Git is what's known as a "version control" system, which is just what it sounds like: a way to control and keep track of versions of your code. This is essential for software development. Consider some scenarios:

  • I have a brilliant idea! I make big changes to my code to match this brilliant idea. Except...it turns out that it wasn't such a brilliant idea after all, and I broke everything. With Git, I can easily revert back to the earlier version of the code.
  • Steph (who lives in Iceland) is working on part A of dampack, and Tamika (who lives in Des Moines) is working on part B. However, they both have to change part C along the way. In addition, part C is used in parts D, E, and F. Yikes! How do we reconcile these two versions, while not breaking everything else? In Git, this is known as a "merge", and can be done relatively painlessly. Combined with Github, continuous integration, and unit testing, we can even be sure that almost the whole package still works after the changes.
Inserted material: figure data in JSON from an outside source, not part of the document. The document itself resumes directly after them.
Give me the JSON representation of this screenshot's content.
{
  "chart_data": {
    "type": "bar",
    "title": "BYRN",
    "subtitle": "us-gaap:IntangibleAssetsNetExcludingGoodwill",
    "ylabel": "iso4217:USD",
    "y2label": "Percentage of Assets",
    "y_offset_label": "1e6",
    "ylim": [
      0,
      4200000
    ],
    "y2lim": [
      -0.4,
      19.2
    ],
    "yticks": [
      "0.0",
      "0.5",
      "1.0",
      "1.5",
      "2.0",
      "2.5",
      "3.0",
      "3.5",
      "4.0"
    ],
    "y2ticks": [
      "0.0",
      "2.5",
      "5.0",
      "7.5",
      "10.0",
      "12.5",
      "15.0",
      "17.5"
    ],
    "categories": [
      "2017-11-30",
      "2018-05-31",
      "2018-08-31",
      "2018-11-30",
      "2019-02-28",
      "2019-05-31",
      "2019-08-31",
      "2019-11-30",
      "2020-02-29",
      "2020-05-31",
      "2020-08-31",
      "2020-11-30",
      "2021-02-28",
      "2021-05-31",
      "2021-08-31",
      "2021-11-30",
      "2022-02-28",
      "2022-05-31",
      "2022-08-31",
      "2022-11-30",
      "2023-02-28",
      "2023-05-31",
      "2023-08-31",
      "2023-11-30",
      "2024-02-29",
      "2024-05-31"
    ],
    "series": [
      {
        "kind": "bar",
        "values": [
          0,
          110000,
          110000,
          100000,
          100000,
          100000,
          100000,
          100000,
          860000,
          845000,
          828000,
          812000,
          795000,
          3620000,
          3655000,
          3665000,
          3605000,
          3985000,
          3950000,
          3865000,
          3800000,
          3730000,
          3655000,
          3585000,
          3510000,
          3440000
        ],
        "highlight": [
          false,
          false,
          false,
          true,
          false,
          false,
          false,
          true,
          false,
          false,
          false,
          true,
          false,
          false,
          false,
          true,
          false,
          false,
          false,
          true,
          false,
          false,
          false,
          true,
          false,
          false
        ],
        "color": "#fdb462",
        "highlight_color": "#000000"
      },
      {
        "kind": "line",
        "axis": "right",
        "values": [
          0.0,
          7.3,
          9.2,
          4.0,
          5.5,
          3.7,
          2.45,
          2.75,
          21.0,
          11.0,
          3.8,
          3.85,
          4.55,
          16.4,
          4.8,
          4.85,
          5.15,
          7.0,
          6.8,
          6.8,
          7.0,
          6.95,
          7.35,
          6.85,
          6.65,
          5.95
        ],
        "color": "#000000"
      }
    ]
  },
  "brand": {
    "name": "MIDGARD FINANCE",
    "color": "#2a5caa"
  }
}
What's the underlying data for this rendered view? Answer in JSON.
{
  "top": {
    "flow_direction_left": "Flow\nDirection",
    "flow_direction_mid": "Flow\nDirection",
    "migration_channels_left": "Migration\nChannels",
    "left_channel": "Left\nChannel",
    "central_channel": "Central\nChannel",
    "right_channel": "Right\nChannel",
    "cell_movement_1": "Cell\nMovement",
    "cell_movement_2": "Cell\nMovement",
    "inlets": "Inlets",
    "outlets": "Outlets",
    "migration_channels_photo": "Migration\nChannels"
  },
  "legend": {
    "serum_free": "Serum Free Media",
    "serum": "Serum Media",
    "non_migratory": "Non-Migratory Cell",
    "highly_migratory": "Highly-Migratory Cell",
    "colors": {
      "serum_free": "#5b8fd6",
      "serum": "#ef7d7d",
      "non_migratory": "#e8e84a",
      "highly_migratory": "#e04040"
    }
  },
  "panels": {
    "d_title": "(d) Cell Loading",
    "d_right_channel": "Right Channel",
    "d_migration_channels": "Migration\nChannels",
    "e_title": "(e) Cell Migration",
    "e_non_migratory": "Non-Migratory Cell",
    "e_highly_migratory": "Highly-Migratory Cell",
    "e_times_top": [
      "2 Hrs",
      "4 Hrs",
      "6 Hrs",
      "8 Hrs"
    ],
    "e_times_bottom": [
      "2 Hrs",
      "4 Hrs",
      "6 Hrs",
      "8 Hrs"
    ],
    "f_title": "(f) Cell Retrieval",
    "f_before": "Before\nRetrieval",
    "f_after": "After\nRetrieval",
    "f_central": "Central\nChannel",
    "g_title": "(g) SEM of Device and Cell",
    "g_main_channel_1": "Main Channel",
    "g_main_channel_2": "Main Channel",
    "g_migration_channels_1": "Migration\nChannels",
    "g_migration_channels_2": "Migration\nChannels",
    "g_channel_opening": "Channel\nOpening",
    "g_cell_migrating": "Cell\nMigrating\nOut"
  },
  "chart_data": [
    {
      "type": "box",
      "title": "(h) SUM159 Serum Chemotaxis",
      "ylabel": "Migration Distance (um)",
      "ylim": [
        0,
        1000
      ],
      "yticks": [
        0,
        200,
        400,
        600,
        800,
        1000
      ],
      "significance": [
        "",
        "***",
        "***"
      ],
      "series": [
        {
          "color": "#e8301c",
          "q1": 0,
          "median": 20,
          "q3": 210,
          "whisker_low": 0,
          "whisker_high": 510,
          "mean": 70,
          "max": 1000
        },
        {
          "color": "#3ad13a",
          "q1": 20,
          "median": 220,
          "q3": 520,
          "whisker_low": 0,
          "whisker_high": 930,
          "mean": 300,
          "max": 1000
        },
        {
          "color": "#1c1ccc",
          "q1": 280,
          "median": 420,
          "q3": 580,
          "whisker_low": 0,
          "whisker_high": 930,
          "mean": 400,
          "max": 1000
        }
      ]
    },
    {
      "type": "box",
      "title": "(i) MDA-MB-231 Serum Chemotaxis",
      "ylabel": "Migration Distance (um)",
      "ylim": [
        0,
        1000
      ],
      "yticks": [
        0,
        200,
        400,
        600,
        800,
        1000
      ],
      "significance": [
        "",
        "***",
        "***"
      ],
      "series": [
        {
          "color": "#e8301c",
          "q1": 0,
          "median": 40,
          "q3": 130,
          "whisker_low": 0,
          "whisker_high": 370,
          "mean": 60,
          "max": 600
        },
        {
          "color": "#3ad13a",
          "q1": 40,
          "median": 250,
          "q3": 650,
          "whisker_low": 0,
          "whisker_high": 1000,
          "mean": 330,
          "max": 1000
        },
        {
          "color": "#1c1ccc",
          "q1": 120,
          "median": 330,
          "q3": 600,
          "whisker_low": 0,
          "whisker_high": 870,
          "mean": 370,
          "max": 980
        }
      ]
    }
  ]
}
The Git team has a comprehensive introduction to Git called Pro Git. I'd recommend the first 6 chapters to understand the lingo and the underlying theory.

For a more practical introduction, Github has a nice Git Handbook.

Github

So if that's Git, what's GitHub? According to the GitHub Git Handbook,

GitHub is a Git hosting repository that provides developers with tools to ship better code through command line features, issues (threaded discussions), pull requests, code review, or the use of a collection of free and for-purchase apps in the GitHub Marketplace.

Basically, GitHub:

  • hosts Git repositorities on the internet
  • allows for discussion and easy collaboration
  • is very popular

There are others as well (like Bitbucket), but GitHub is popular and easy to work with.

They have a number of online guides. I'd recommend starting with Hello World and then moving to the Github flow - but feel free to check them all out!

In this project, we basically try to follow the "GitHub flow", which means that, to add a new feature or fix a bug:

  1. create a new branch off master
  2. push your changes to that branch
  3. once you're ready, open a pull request and make sure all the tests pass (see below)
  4. merge your branch to master (or ask someone else to do it, if you don't have sufficient privileges)

Continuous Integration

In step (3) of the Github flow, I mentioned "tests". How are these tests run on GitHub, and what kind of tests are they?

To answer the first question: GitHub supports several "continuous integration" services, which can do a lot of things. In the dampack project, we just use them for one thing: to automatically run the unit tests and the CRAN checks for the dampack package.

To motivate this, consider Steph and Tamika again. Let's say that Steph has been working on the master branch of dampack, and Tamika has a great idea. So, Tamika goes through the GitHub flow: she creates a new branch (great-idea), pushes her changes, and opens a pull request. Now, how does Steph know that Tamika's idea doesn't break the rest of dampack?

First, if Steph knows every single piece of code that the change could potentially affect, she could determine if the new feature would break anything. But that is unrealistic, especially for larger projects.

Second, Steph could fetch the great-idea branch from Github, re-build the package, run all the tests, and request changes if things don't work. But this takes a lot of time! Imagine if Steph was reviewing 4-5 pull requests a day. That would be a lot of work.

Finally, what if the repository needs to be tested on Windows, macOS, and Linux? Coordinating all of that would be fairly difficult.

Continuous integration services, like Travis CI, automate this process. Travis CI is used for dampack, and is well-supported on GitHub. In dampack, with every push to every branch, Travis CI will run all of the unit tests and the CRAN checks on macOS and Linux (R on Windows isn't currently supported on Travis). That way, if you are reviewing a pull request, you'll be able to see if it plays well with the "canonical version" of the code (usually the master branch).